Runway, the AI video generation startup valued at $5.3 billion after its $315 million Series E in February 2026, has chosen London as its European headquarters and committed over $200 million to the UK’s AI sector by the end of 2028. The round was led by General Atlantic, with Nvidia, AMD Ventures and Fidelity among the participants. Runway’s co-founder cited proximity to European clients and access to research talent as the reasons for the London choice.
It’s the third time in under a year that a major US AI lab has made the same decision. In April 2026, OpenAI opened its first permanent London office at King’s Cross, with capacity for 544 workers, having designated the city its largest research hub outside the US in February. That same month, Anthropic expanded its London presence to 158,000 square feet in the Knowledge Quarter, scaling from 200 to 800 staff capacity.
When three top-tier AI firms choose the same city in a single year, it begs the question: why this location, and is the momentum as solid as it looks?
The Data Behind The Hype
London is home to about 758 AI companies, according to a report released during London Tech Week 2026, which is more than Paris and Berlin combined. Almost 30% of Europe’s new generative AI startups are based in the city.
London AI startups raised a record $3.5 billion in VC investment in 2024, a 52% increase from the year before, making the city third globally for AI venture capital behind New York and the Bay Area. The UK AI market had a combined valuation of $230 billion in Q1 2025, the largest in Europe, with 20 AI unicorns and more than 2,300 VC-backed AI startups.
The investment is unusually concentrated geographically: 90% of UK AI investment over the past five years went into the London-Cambridge-Oxford triangle, with London alone accounting for 71% of total UK AI investment and $13.3 billion over five years. The UK government has backed the momentum with £2 billion committed to the AI sector over four years, approximately £1 billion toward sovereign compute capacity with a 20-fold expansion target by 2030, and up to £500 million for a Sovereign AI Unit. On talent, the UK ranks second globally for tech talent, just behind San Francisco.
Why US Labs Keep Landing Here
The reasons aren’t hard to find – London shares a time zone with European clients, has the deepest research talent pool outside the US, and offers labour costs considerably below San Francisco. Google DeepMind is London-based. Synthesia, one of Europe’s most valuable AI companies, is headquartered in the Knowledge Quarter alongside Anthropic’s new office. The concentration creates a pull: more AI companies mean more talent, which means even more AI companies.

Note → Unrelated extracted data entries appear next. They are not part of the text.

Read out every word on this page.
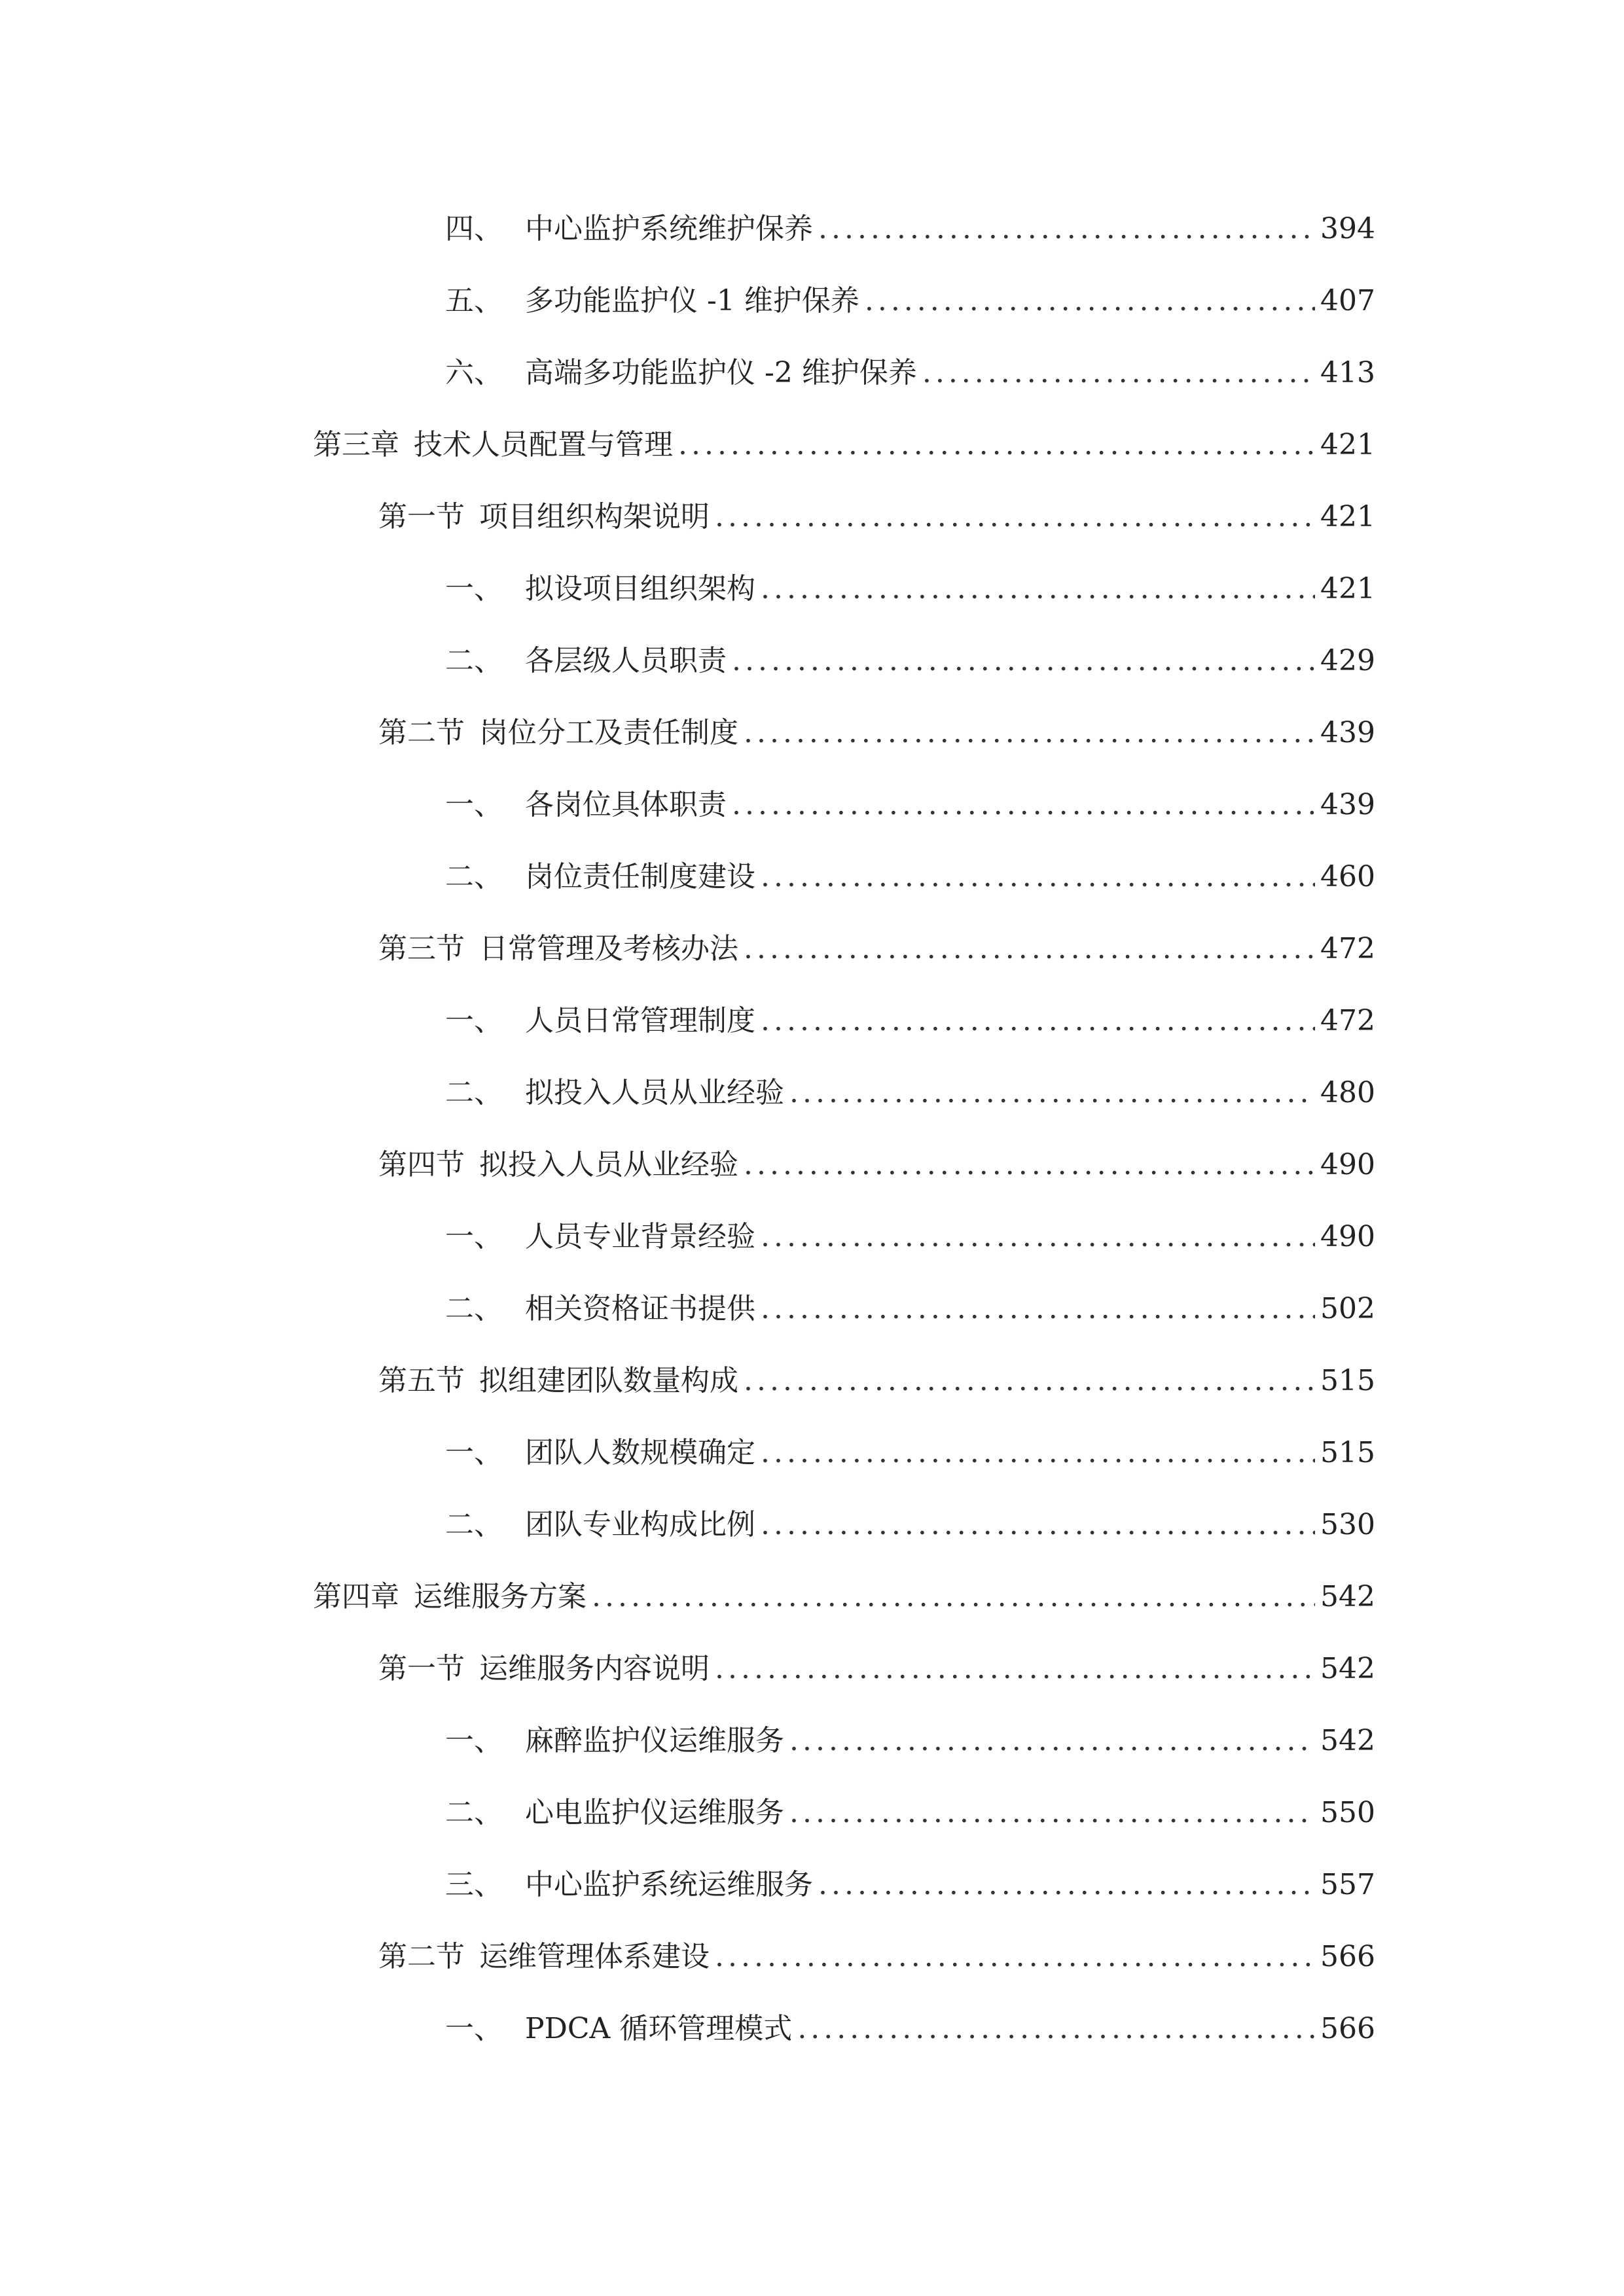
四、 中心监护系统维护保养 .....	394
五、 多功能监护仪 -1 维护保养 .....	407
六、 高端多功能监护仪 -2 维护保养 .....	413
第三章 技术人员配置与管理 .....	421
第一节 项目组织构架说明 .....	421
一、 拟设项目组织架构 .....	421
二、 各层级人员职责 .....	429
第二节 岗位分工及责任制度 .....	439
一、 各岗位具体职责 .....	439
二、 岗位责任制度建设 .....	460
第三节 日常管理及考核办法 .....	472
一、 人员日常管理制度 .....	472
二、 拟投入人员从业经验 .....	480
第四节 拟投入人员从业经验 .....	490
一、 人员专业背景经验 .....	490
二、 相关资格证书提供 .....	502
第五节 拟组建团队数量构成 .....	515
一、 团队人数规模确定 .....	515
二、 团队专业构成比例 .....	530
第四章 运维服务方案 .....	542
第一节 运维服务内容说明 .....	542
一、 麻醉监护仪运维服务 .....	542
二、 心电监护仪运维服务 .....	550
三、 中心监护系统运维服务 .....	557
第二节 运维管理体系建设 .....	566
一、 PDCA 循环管理模式 .....	566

Regulatory strategy is part of the calculation too. London gives them a base inside the European market without full exposure to EU regulation, access to the UK’s relatively pragmatic AI policy environment, and proximity to financial services, insurance and legal sectors where enterprise AI has the clearest near-term commercial value. According to data covering 2021 to 2024, London is the second most attractive destination globally for AI-related foreign direct investment, behind only Dubai.
But Let’s Not Get Carried Away
The celebration is warranted, but the picture isn’t uniformly positive.
Access to capital and talent remain the two biggest growth barriers cited by UK AI startup leaders, despite the record investment numbers. The $3.5 billion raised in London in 2024 is impressive in European terms and negligible compared to the Bay Area’s $60.7 billion in the same year. The US labs choosing London are doing so partly because of what the city offers and partly because it’s the least difficult European option – which is a different kind of endorsement.
The arrival of OpenAI, Anthropic and Runway is either going to create the dense commercial and research environment that pulls in the next generation of AI startups and talent, or the infrastructure investment will flow mostly to the US labs themselves while the domestic startup base continues to struggle for capital at scale. Those are two very different versions of the same headline, and the data won’t make clear which one is playing out for another two years at least.